In genere, si sente dire che gli ipertesi, al supermercato, si affannano alla ricerca delle acque povere di sodio, ma qui si nasconde un grosso fraintendimento. Affinché un’acqua sia etichettata come povera di sodio è sufficiente che abbia un contenuto di sodio inferiore a 20 mgL-1. È facile capire a questo punto che la maggior parte delle acque presenti al supermercato è adatta alla dieta degli ipertesi. Da un punto di vista chimico e micro-biologico, i requisiti chimici necessari, per così dire, affinché un’acqua sia migliore di un’altra non sono affatto presenti nelle etichette che affannosamente controlliamo. In questo caso, occorre il parere del medico… Il prof. Conte non pone alcun indugio nel dire che, quando si parla dei vantaggi dell’acqua alcalina, le sciocchezze si accumulano a dismisura. Se infatti ci chiediamo se l’acqua alcalina faccia bene o male, ci tocca rispondere che non fa né bene né male. Si tratta di un’altra bufala. L’assunzione di acqua con pH alcalino (pH > 7 a 25°C) non implica alcunché dal punto di vista chimico e biochimico. Di fatto, siccome si è scoperto che le zone limitrofe di alcuni tessuti tumorali hanno un valore di pH acido, allora si è pensato di far business guidando la gente all’alcanizzazione dell’organismo.

A tal proposito, si stima che il consumo di acqua pro capite equivalga a 206 L l’anno in bottiglia; il che si traduce in un volume d’affari di 10 miliardi. Non è affatto poco, specie se consideriamo che esso si basa sul costo del tutto irrisorio delle concessioni governative, il cui valore è inferiore di 250 volte al costo dell’acqua in bottiglia. Al business delle acque in bottiglia bisogna aggiungere quello delle caraffe filtranti e dei sistemi domestici di purificazione, che sono per lo più inutili dal momento che le acque che vengono erogate dagli acquedotti e sottoposte a un regime di controllo molto rigido. Per di più, recenti reportage fatti da associazioni di consumatori (per es. Altro Consumo) hanno evidenziato come i sistemi di depurazione casalinghi, oltre ad essere dispendiosi (si parla di centinaia di euro all’anno per le famiglie che ne fanno uso), possono rivelarsi anche dannosi. Essi, infatti, non consentono di tenere sotto controllo la carica microbica che, in genere, è molto più pericolosa delle componenti inorganiche disciolte in acqua.
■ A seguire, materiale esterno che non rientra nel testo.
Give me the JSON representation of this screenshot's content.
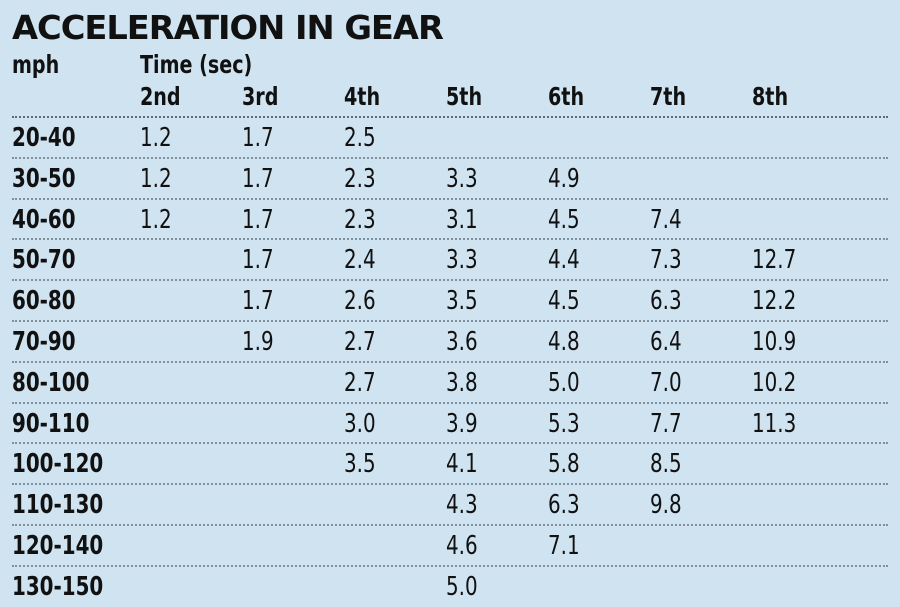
{
  "title": "ACCELERATION IN GEAR",
  "header": {
    "mph_label": "mph",
    "time_label": "Time (sec)",
    "gears": [
      "2nd",
      "3rd",
      "4th",
      "5th",
      "6th",
      "7th",
      "8th"
    ]
  },
  "rows": [
    {
      "range": "20-40",
      "values": [
        "1.2",
        "1.7",
        "2.5",
        "",
        "",
        "",
        ""
      ]
    },
    {
      "range": "30-50",
      "values": [
        "1.2",
        "1.7",
        "2.3",
        "3.3",
        "4.9",
        "",
        ""
      ]
    },
    {
      "range": "40-60",
      "values": [
        "1.2",
        "1.7",
        "2.3",
        "3.1",
        "4.5",
        "7.4",
        ""
      ]
    },
    {
      "range": "50-70",
      "values": [
        "",
        "1.7",
        "2.4",
        "3.3",
        "4.4",
        "7.3",
        "12.7"
      ]
    },
    {
      "range": "60-80",
      "values": [
        "",
        "1.7",
        "2.6",
        "3.5",
        "4.5",
        "6.3",
        "12.2"
      ]
    },
    {
      "range": "70-90",
      "values": [
        "",
        "1.9",
        "2.7",
        "3.6",
        "4.8",
        "6.4",
        "10.9"
      ]
    },
    {
      "range": "80-100",
      "values": [
        "",
        "",
        "2.7",
        "3.8",
        "5.0",
        "7.0",
        "10.2"
      ]
    },
    {
      "range": "90-110",
      "values": [
        "",
        "",
        "3.0",
        "3.9",
        "5.3",
        "7.7",
        "11.3"
      ]
    },
    {
      "range": "100-120",
      "values": [
        "",
        "",
        "3.5",
        "4.1",
        "5.8",
        "8.5",
        ""
      ]
    },
    {
      "range": "110-130",
      "values": [
        "",
        "",
        "",
        "4.3",
        "6.3",
        "9.8",
        ""
      ]
    },
    {
      "range": "120-140",
      "values": [
        "",
        "",
        "",
        "4.6",
        "7.1",
        "",
        ""
      ]
    },
    {
      "range": "130-150",
      "values": [
        "",
        "",
        "",
        "5.0",
        "",
        "",
        ""
      ]
    }
  ]
}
Nessuno vuole che la gente si metta a studiare il popperiano principio di falsificazione, ma è atto di buon senso affidarsi a dei protocolli di salutogenesi che siano stati per lo meno confortati da dati statistici, verificati e ampiamente sperimentati. Compito del ricercatore è, dunque, quello di giungere a risultanze universali… Attenzione: non valide in eterno, ma riconducibili a vere e proprie leggi!